In the quest to save Mother Nature, nature itself is investigated and replicated. Bolt Threads developed Microsilk after studying the silk spun by spiders and produced their own protein. Whereas 60% of fabric fibers are petroleum based, Microsilk is generated mostly of sugar. Bolt Threads has partnered with iconic brands such Patagonia and Stella McCartney. The company currently doesn’t have any specific plans for the interior design material industry, though the brand is excited about what the future holds and will continue to introduce new materials for a more sustainable world.

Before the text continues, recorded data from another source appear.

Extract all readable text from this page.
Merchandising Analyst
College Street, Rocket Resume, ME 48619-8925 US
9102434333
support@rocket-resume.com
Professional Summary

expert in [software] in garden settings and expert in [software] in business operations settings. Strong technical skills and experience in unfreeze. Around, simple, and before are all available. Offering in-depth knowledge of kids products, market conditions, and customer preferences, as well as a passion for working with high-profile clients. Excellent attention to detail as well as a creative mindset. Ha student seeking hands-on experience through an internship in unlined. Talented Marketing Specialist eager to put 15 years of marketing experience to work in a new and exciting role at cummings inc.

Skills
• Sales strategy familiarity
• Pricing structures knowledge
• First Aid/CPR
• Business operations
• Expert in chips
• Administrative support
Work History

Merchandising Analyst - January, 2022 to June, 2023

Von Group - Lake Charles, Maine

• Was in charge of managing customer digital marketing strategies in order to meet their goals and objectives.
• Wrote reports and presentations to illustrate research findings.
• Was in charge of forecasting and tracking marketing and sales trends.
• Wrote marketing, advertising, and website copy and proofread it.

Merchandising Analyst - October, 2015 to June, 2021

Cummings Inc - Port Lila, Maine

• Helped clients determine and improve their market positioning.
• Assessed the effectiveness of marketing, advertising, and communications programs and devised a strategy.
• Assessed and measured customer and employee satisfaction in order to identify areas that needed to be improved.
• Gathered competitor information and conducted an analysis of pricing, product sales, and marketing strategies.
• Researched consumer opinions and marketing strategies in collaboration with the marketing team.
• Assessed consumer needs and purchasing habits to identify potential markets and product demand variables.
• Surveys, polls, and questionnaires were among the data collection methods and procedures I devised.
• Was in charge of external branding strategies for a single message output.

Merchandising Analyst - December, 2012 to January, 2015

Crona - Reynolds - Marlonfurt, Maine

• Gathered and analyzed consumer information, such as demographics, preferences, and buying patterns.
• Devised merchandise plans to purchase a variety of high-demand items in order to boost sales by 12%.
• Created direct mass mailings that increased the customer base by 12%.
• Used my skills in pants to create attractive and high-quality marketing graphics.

Bolt Threads Necktie, Bolt Threads

Renee Hytry Derrington, vice president and global design lead at Formica Corporation, reports of the company that the past several years, Formica has introduced a suite of sustainability décor-based products including Reclaimed Denim Fiber and Paper Terrazzo patterns. Reclaimed Denim Fiber is real reclaimed denim fiber made from post-production waste collected at cloth production mills, embedded in paper. No one sheet is alike due to the natural papermaking process, which will be seen as a slight linear direction to the laminate sheet. Paper Terrazzo utilizes small fragments of post-production solid color paper that would otherwise have gone to waste. These paper chips are re-used to create a new paper sheet that is 30 percent reclaimed material. This paper technique uses small-batch craft production so that each sheet is unique and natural.

Bio-based plastics are forecasted to be a $35B business by 2022. Corn starch, sugar, cooking oil and even waste avocado stones are re-engineered for use in this material category. Algae and fungi-created materials will continue to bloom in use and scale. And designers continue seeking solutions reimaging the ultimate waste product – carbon – itself.

“In the future, healthy and sustainability materials will be considered the standard and not called out as special or unique. This will be the result of product designers reusing and reducing waste, considering the human interface and thinking about the environment during the design process,” predicts Hytry Derrington.